Friday Offering from Fr. Marcus May 15th 2020

Good Afternoon All you lovely people,
I hope you are feeling something of the joy that remains abundant in our very different lives, and that you are managing to share it with someone.
If we were in church today (Friday) we would have heard the following in our Gospel Reading:
You did not choose me but I chose you. And I appointed you to go and bear fruit, fruit that will last. Jn 15.16
This is one of those glorious and helpful passages that both comforts and challenges us.
For many, faith can be a bit of a struggle. Trying to understand all what is going on, coping with the big questions like, why does God allow suffering, and why does Religion provoke such division. Add to that personal questions about the literal stories, or whether miracles happen, and for some, as I say, it can be a struggle.
But this scripture can really help, because rather than us trying to fathom and understand all the big questions in order to get to faith, we are taught that we are chosen. God want to embrace us. Elsewhere we are taught that faith is a gift, so our starting point is not necessarily to understand it all, to know it all, or even to agree with it all, but rather to be open to the job of faith, which is to allow us to see the Grace of God at work wherever it is at work (rather than where we think it should be at work).
So, faith allows us to see that God can work through a huge range of scenarios and people, and he certainly is not limited to Church or Sacraments or Scriptures, or Denominations or indeed Faiths. It is not for us to judge or to direct, but it is within us to discern.
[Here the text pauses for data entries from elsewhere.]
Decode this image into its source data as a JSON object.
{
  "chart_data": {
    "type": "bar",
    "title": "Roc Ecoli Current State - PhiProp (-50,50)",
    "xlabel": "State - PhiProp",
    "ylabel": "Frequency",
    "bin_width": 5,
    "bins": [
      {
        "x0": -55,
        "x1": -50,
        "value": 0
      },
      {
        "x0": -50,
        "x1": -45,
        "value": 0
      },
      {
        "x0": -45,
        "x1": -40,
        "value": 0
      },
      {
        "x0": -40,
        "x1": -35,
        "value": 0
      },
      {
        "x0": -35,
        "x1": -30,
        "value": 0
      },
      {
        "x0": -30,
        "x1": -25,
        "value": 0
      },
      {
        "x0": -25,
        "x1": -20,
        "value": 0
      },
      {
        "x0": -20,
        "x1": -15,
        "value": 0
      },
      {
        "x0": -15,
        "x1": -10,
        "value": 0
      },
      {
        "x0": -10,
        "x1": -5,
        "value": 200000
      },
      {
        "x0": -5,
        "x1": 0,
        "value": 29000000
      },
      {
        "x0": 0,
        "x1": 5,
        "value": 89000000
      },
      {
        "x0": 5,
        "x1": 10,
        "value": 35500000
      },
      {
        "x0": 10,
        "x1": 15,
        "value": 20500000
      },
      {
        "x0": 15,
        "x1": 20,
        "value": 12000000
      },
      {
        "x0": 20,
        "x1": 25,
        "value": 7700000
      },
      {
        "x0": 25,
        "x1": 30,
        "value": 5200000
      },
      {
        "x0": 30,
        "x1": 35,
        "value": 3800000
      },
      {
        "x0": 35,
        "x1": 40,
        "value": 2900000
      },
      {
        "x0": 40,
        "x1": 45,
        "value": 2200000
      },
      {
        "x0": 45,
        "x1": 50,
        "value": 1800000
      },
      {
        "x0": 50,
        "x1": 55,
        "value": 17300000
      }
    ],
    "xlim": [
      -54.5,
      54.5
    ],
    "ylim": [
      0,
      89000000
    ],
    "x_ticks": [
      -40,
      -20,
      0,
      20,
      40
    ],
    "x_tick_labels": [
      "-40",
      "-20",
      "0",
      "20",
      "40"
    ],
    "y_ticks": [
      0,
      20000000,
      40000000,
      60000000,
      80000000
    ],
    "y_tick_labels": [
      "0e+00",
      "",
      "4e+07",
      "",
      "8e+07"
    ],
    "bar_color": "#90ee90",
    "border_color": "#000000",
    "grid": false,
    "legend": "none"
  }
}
I believe that You and I are called to be part of this extended fellowship, and we have so many things that link us together, and lead us to share a desire for worship.
The passage continues in a sort of apostolic vein. We are called, or chosen or gifted with faith, but then we are sent, to ‘Go and bear fruit that will last.’
Maybe our current question is, what is the fruit of our faith. What happens because we do what we do? In fact what do we do actually as an expression of our faith.
Hopefully we pray, read our scriptures, listen, and follow that pattern we have spoken about before. Open our hearts to Jesus, open the scriptures, spend time with Our Lord, recognise him in our Spiritual Communion as the bread is broken, then go back in to the thick of it, and live lives that reveal the great things God has done.
The Scriptures are such a help with this, because they give us clues. When we thing of bearing fruit we can’t help but be drwn to the teaching about the Fruits of the Spirit. They are the things that come pour way, when we allow our faith to flourish. You know what they are – The Fruits of the Spirit are Love, Joy, Peace, Patience, Kindness, Goodness, Faithfulness, Gentleness and Self Control.
Let’s get this the right way round. Like with faith, we have to be receptive to allow these things in. We don’t struggle to produce them, we open our hearts and souls to receive and embrace them. If we live by the Spirit, these Fruits will come our way, and we can bear them well, and in so doing show something of the glory of God.

I hope you are staying safe, and not feeling to frustrated by life. I know you are missing family and friends. We all are. But we have one another, and that matters.